Chapter 8: Titik Lemah

661 140 83
                                    

Niat Jisoo untuk mengantarkan Seokmin pulang, paling tidak hingga halte terdekat dengan rumah anak laki-laki Lee itu ternyata malah berakhir gagal. Baru setengah perjalanan, gadis itu mendapat telepon dari Mama. Minta Jisoo pulang cepat, karena Papa Jisoo akan bertugas di Gangnam. Jisoo harus mengucap salam perpisahan sebelum terpisah selama kurang lebih satu minggu lamanya.

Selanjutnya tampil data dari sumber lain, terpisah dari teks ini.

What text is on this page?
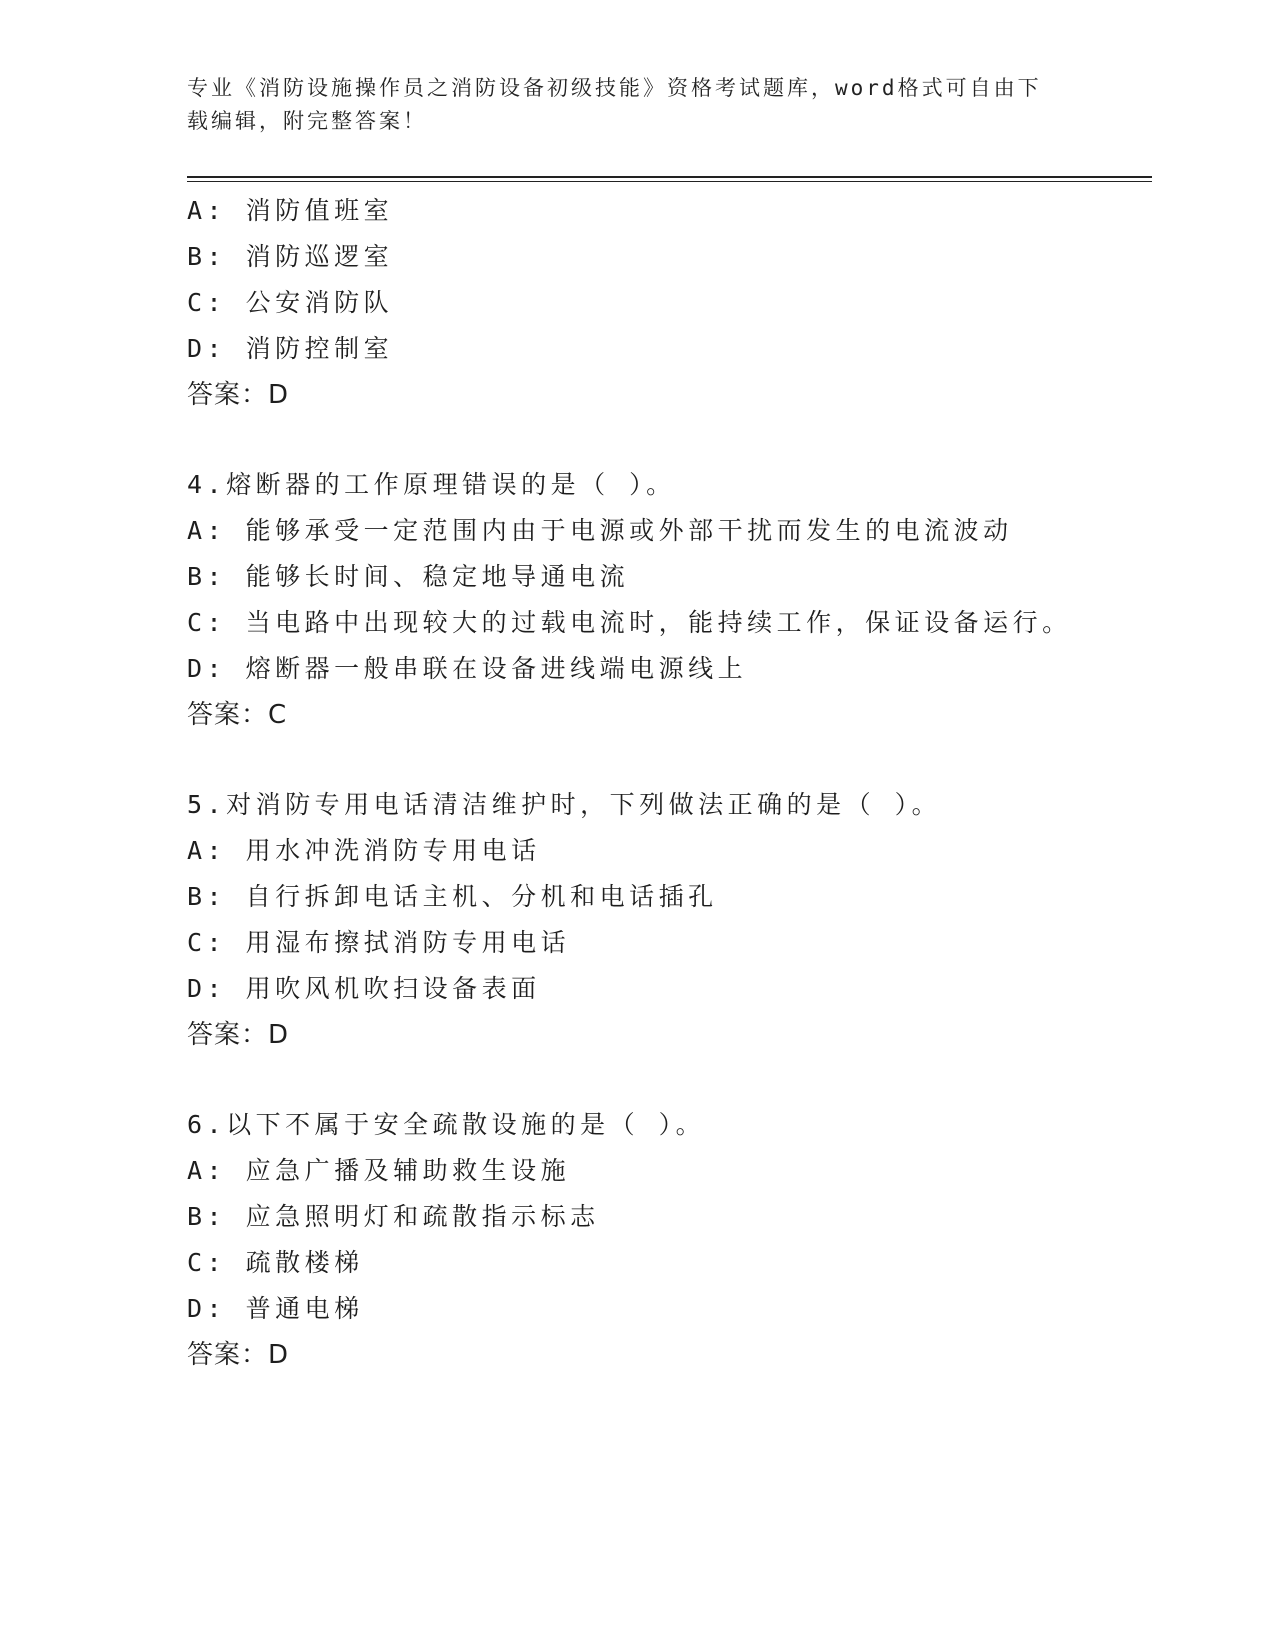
专业《消防设施操作员之消防设备初级技能》资格考试题库，word格式可自由下
载编辑，附完整答案！
A: 消防值班室
B: 消防巡逻室
C: 公安消防队
D: 消防控制室
答案：D
4.熔断器的工作原理错误的是（ ）。
A: 能够承受一定范围内由于电源或外部干扰而发生的电流波动
B: 能够长时间、稳定地导通电流
C: 当电路中出现较大的过载电流时，能持续工作，保证设备运行。
D: 熔断器一般串联在设备进线端电源线上
答案：C
5.对消防专用电话清洁维护时，下列做法正确的是（ ）。
A: 用水冲洗消防专用电话
B: 自行拆卸电话主机、分机和电话插孔
C: 用湿布擦拭消防专用电话
D: 用吹风机吹扫设备表面
答案：D
6.以下不属于安全疏散设施的是（ ）。
A: 应急广播及辅助救生设施
B: 应急照明灯和疏散指示标志
C: 疏散楼梯
D: 普通电梯
答案：D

Belum sempat Jisoo mengatakan hal ini, Seokmin langsung menyela. Sepertinya ia sudah dapat mengerti arah pembicaraan Jisoo, meski hanya mendengar potongan dialog yang gadis itu bicarakan melalui sambungan telepon dengan orangtuanya.

"Aku memang tidak meminta noona untuk mengantarku pulang," ujar Seokmin.

Jisoo senyum, meski sedikit kesal. Wajar jika guru-guru di SMP begitu kesal dan sering memarahi Seokmin. Setiap hari harus menghadapi ratusan murid yang memiliki sifat beraneka ragam. Satu saja yang memiliki sikap seperti Seokmin, pasti akan membuat kepala mereka pusing.

Tapi, dengan diperlakuan Seokmin seperti ini, membuat Jisoo semakin penasaran. Ucapan Chan pasti benar. Sebenarnya Seokmin adalah anak yang baik. Sebagai bukti, hingga sekarang pun Seokmin masih memiliki banyak teman, meski sering bicara kasar.

"Syukurlah kalau begitu. Tapi kamu harus hati-hati. Jangan berkeliaran ke mana-mana. Langsung pulang, ya?" ujarnya, mewanti. Berusaha bersikap layaknya seorang Kakak. Selain itu, Jisoo juga mengeluarkan ponsel genggam dari jas seragam sekolah. Menyodorkannya pada Seokmin. "Boleh aku minta nomor ponselmu? Aku akan menghubungimu setengah jam lagi, memastikan kamu pulang dengan selamat."

Terdengar desahan nyaring. Seokmin mengeluhkan sikap perhatian yang Jisoo tunjukkan. "Aku bukan anak kecil, noona!"

"Ya... Aku tahu, tapi..."

"Noona! Berhentilah memperlakukanku seperti anak kecil!"

Gadis Hong itu terdiam. Mengedarkan pandangan pada penumpang bus lainnya. Mereka saling berbisik. Mencerca Seokmin yang mengenakan seragam SMP, malah membentak seorang gadis berseragam SMA. Pasti mereka berpikir bahwa Seokmin sangatlah tidak sopan.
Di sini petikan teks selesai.